One state’s civil commitment program is currently the subject of a federal lawsuit that has just been consolidated into a class action lawsuit. There are more than 600 people who are currently being detained by the state and will be represented by this lawsuit. The more than 60 individuals who have filed suit against the state argue that they are being indefinitely detained and believe the program to be unconstitutional.

In 2003, the then-governor further restricted the conditions on which someone could be released from the program, meaning that the number of people has risen dramatically. There are currently 605 people in the sex offender program and, while they are called “patients” it is very obvious that they are not allowed to leave.

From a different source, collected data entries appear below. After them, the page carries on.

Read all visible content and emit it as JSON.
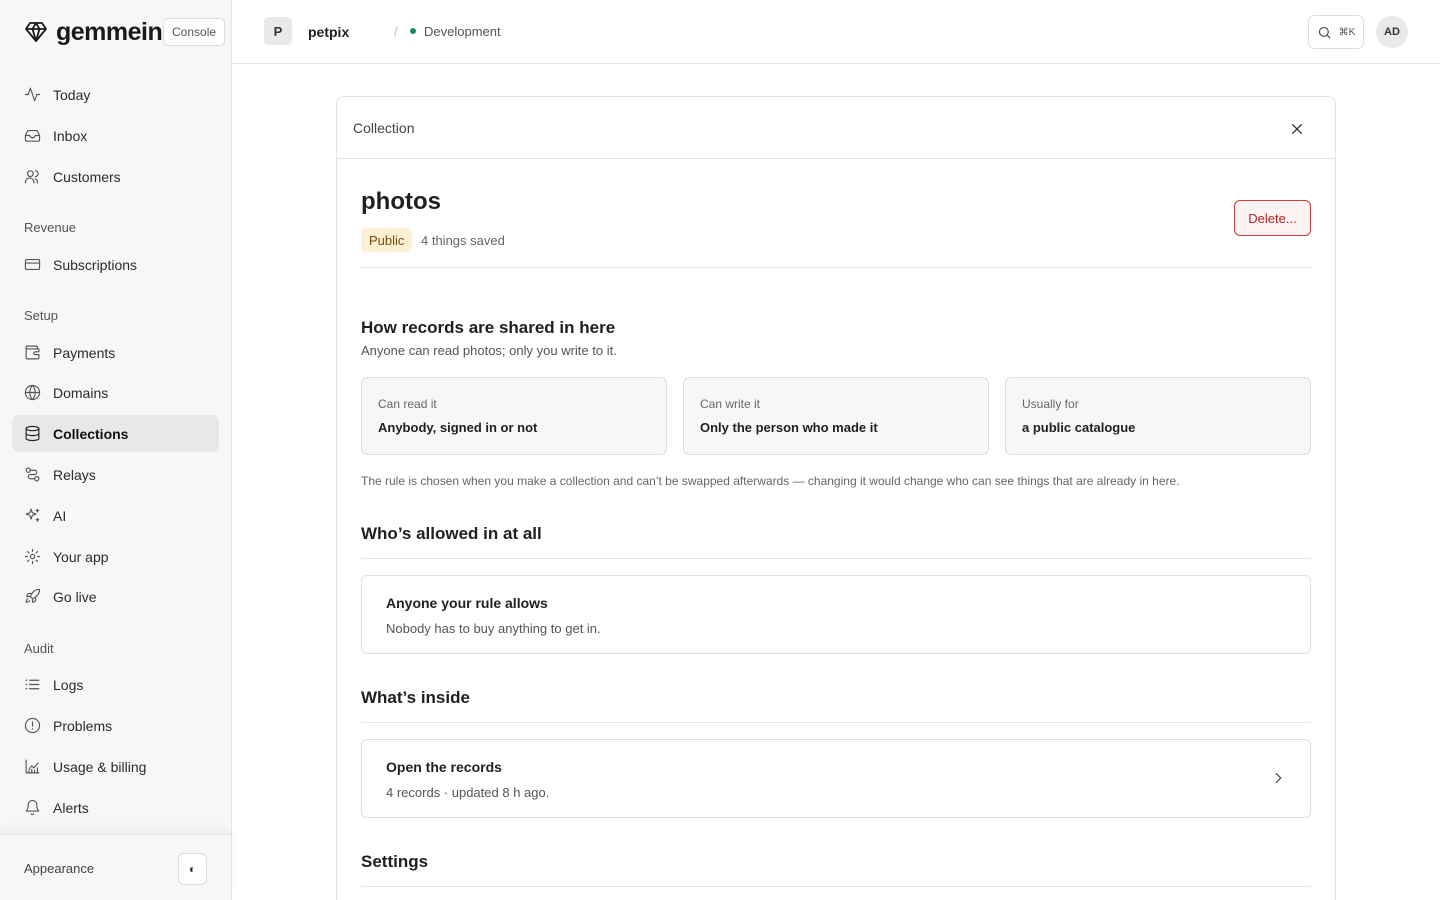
{
  "brand": {
    "name": "gemmein",
    "console_label": "Console"
  },
  "nav": {
    "top": [
      {
        "label": "Today",
        "icon": "activity-icon"
      },
      {
        "label": "Inbox",
        "icon": "inbox-icon"
      },
      {
        "label": "Customers",
        "icon": "users-icon"
      }
    ],
    "revenue_label": "Revenue",
    "revenue": [
      {
        "label": "Subscriptions",
        "icon": "credit-card-icon"
      }
    ],
    "setup_label": "Setup",
    "setup": [
      {
        "label": "Payments",
        "icon": "wallet-icon"
      },
      {
        "label": "Domains",
        "icon": "globe-icon"
      },
      {
        "label": "Collections",
        "icon": "database-icon",
        "active": true
      },
      {
        "label": "Relays",
        "icon": "route-icon"
      },
      {
        "label": "AI",
        "icon": "sparkles-icon"
      },
      {
        "label": "Your app",
        "icon": "gear-icon"
      },
      {
        "label": "Go live",
        "icon": "rocket-icon"
      }
    ],
    "audit_label": "Audit",
    "audit": [
      {
        "label": "Logs",
        "icon": "list-icon"
      },
      {
        "label": "Problems",
        "icon": "alert-circle-icon"
      },
      {
        "label": "Usage & billing",
        "icon": "chart-icon"
      },
      {
        "label": "Alerts",
        "icon": "bell-icon"
      }
    ]
  },
  "footer": {
    "appearance_label": "Appearance",
    "theme_toggle_glyph": "◐"
  },
  "topbar": {
    "project_initial": "P",
    "project_name": "petpix",
    "separator": "/",
    "environment": "Development",
    "search_shortcut": "⌘K",
    "user_initials": "AD",
    "env_color": "#1f8a5a"
  },
  "panel": {
    "title": "Collection",
    "record_name": "photos",
    "badge": "Public",
    "saved_count": "4 things saved",
    "delete_label": "Delete...",
    "sharing": {
      "heading": "How records are shared in here",
      "subtitle": "Anyone can read photos; only you write to it.",
      "cards": [
        {
          "key": "Can read it",
          "value": "Anybody, signed in or not"
        },
        {
          "key": "Can write it",
          "value": "Only the person who made it"
        },
        {
          "key": "Usually for",
          "value": "a public catalogue"
        }
      ],
      "note": "The rule is chosen when you make a collection and can’t be swapped afterwards — changing it would change who can see things that are already in here."
    },
    "access": {
      "heading": "Who’s allowed in at all",
      "title": "Anyone your rule allows",
      "desc": "Nobody has to buy anything to get in."
    },
    "inside": {
      "heading": "What’s inside",
      "title": "Open the records",
      "desc": "4 records · updated 8 h ago."
    },
    "settings": {
      "heading": "Settings"
    }
  },
  "colors": {
    "accent_badge_bg": "#fcefd3",
    "danger": "#b42323",
    "active_nav_bg": "#e8e8e8"
  }
}
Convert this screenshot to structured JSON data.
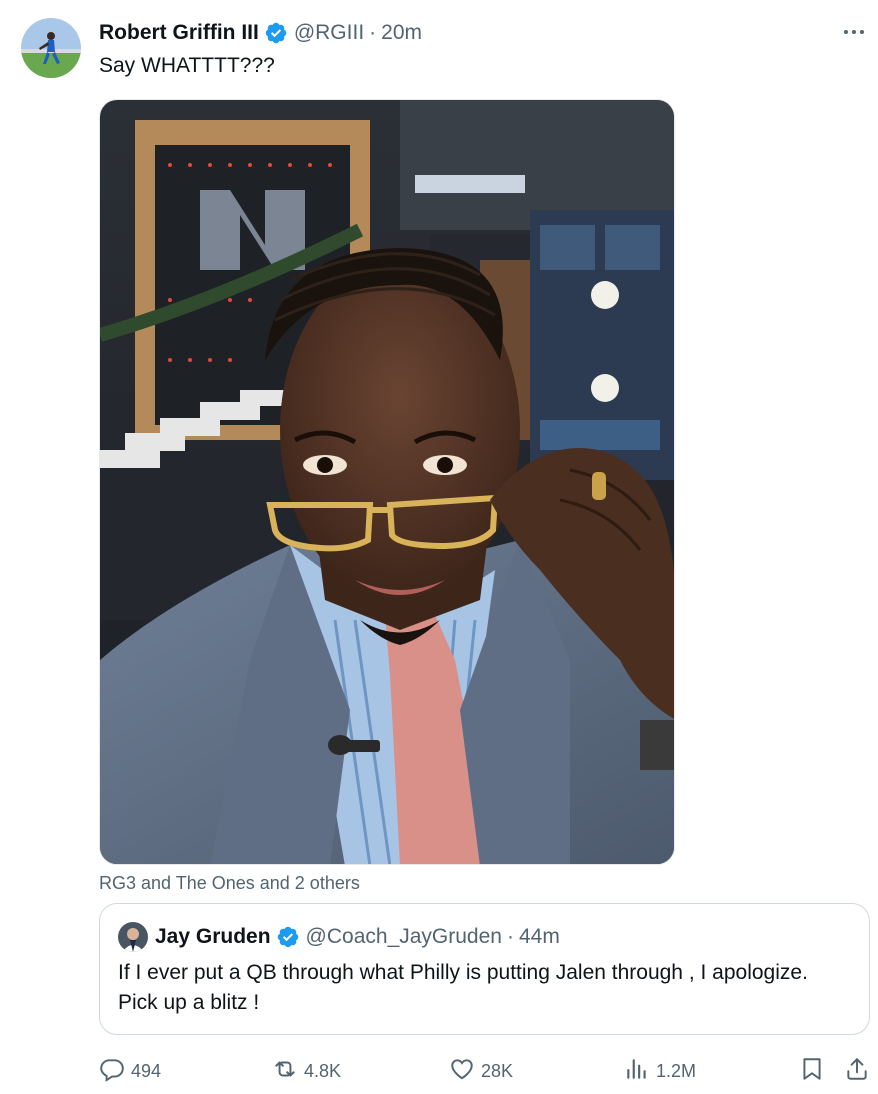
{
  "tweet": {
    "author_name": "Robert Griffin III",
    "handle": "@RGIII",
    "separator": "·",
    "time": "20m",
    "text": "Say WHATTTT???",
    "media_tags": "RG3 and The Ones and 2 others"
  },
  "quoted": {
    "author_name": "Jay Gruden",
    "handle": "@Coach_JayGruden",
    "separator": "·",
    "time": "44m",
    "text": "If I ever put a QB through what Philly is putting Jalen through , I apologize.     Pick up a blitz !"
  },
  "actions": {
    "replies": "494",
    "reposts": "4.8K",
    "likes": "28K",
    "views": "1.2M"
  },
  "icons": {
    "more": "more-icon",
    "verified": "verified-badge-icon",
    "reply": "reply-icon",
    "repost": "repost-icon",
    "like": "heart-icon",
    "views": "views-icon",
    "bookmark": "bookmark-icon",
    "share": "share-icon"
  },
  "colors": {
    "verified": "#1d9bf0",
    "text_primary": "#0f1419",
    "text_secondary": "#536471",
    "border": "#cfd9de"
  }
}
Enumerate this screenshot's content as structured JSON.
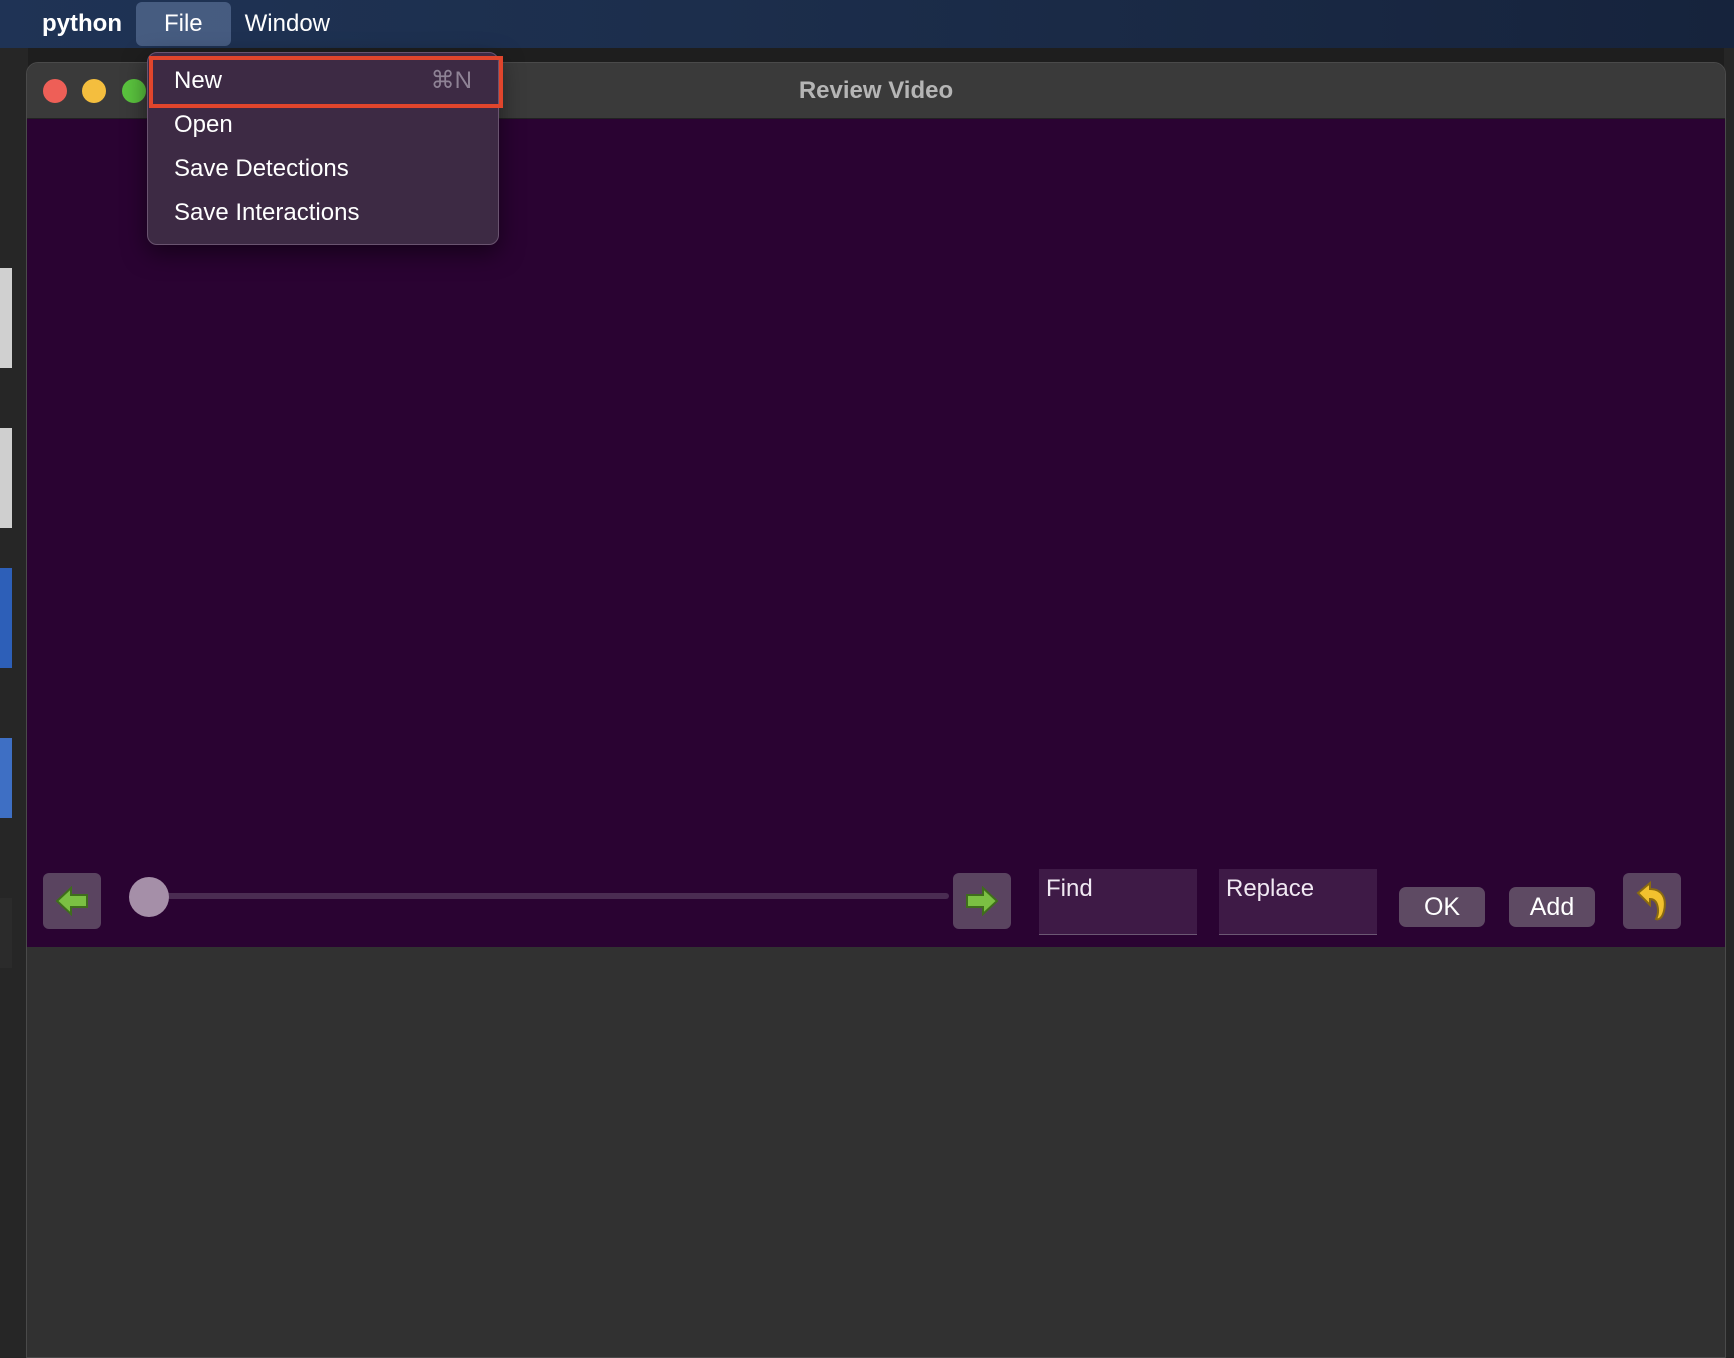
{
  "menubar": {
    "app_name": "python",
    "items": [
      {
        "label": "File"
      },
      {
        "label": "Window"
      }
    ]
  },
  "window": {
    "title": "Review Video"
  },
  "file_menu": {
    "items": [
      {
        "label": "New",
        "shortcut": "⌘N"
      },
      {
        "label": "Open"
      },
      {
        "label": "Save Detections"
      },
      {
        "label": "Save Interactions"
      }
    ]
  },
  "controls": {
    "find_value": "Find",
    "replace_value": "Replace",
    "ok_label": "OK",
    "add_label": "Add",
    "slider_position": 0
  },
  "icons": {
    "prev": "left-arrow-icon",
    "next": "right-arrow-icon",
    "undo": "undo-arrow-icon"
  },
  "colors": {
    "video_bg": "#2a0332",
    "highlight": "#e0452c",
    "arrow_green": "#7bc043",
    "undo_yellow": "#f2c12e"
  }
}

The conditions of the state’s civil commitment program are so severe that when the courts requested the extradition of a British resident, the high courts denied the request. They said that the program was a violation of international human rights and just the threat that the individual could end up enrolled as a patient was enough to reject the extradition request.

As discussions continue about whether Maryland should adopt a similar program, it is important to remember that anyone accused of a sex crime could end up as a “patient” for the rest of his or her life.

Source: Star Tribune, “Minnesota sex-offender lawsuit takes step forward,” Mary Lynn Smith and Dave Hage, July 25, 2012

Though Maryland doesn’t have a civil commitment program for sexual offenders, there are some who are pushing for it. If you want to learn more about our work with people accused of sexual assault, however, visit our website.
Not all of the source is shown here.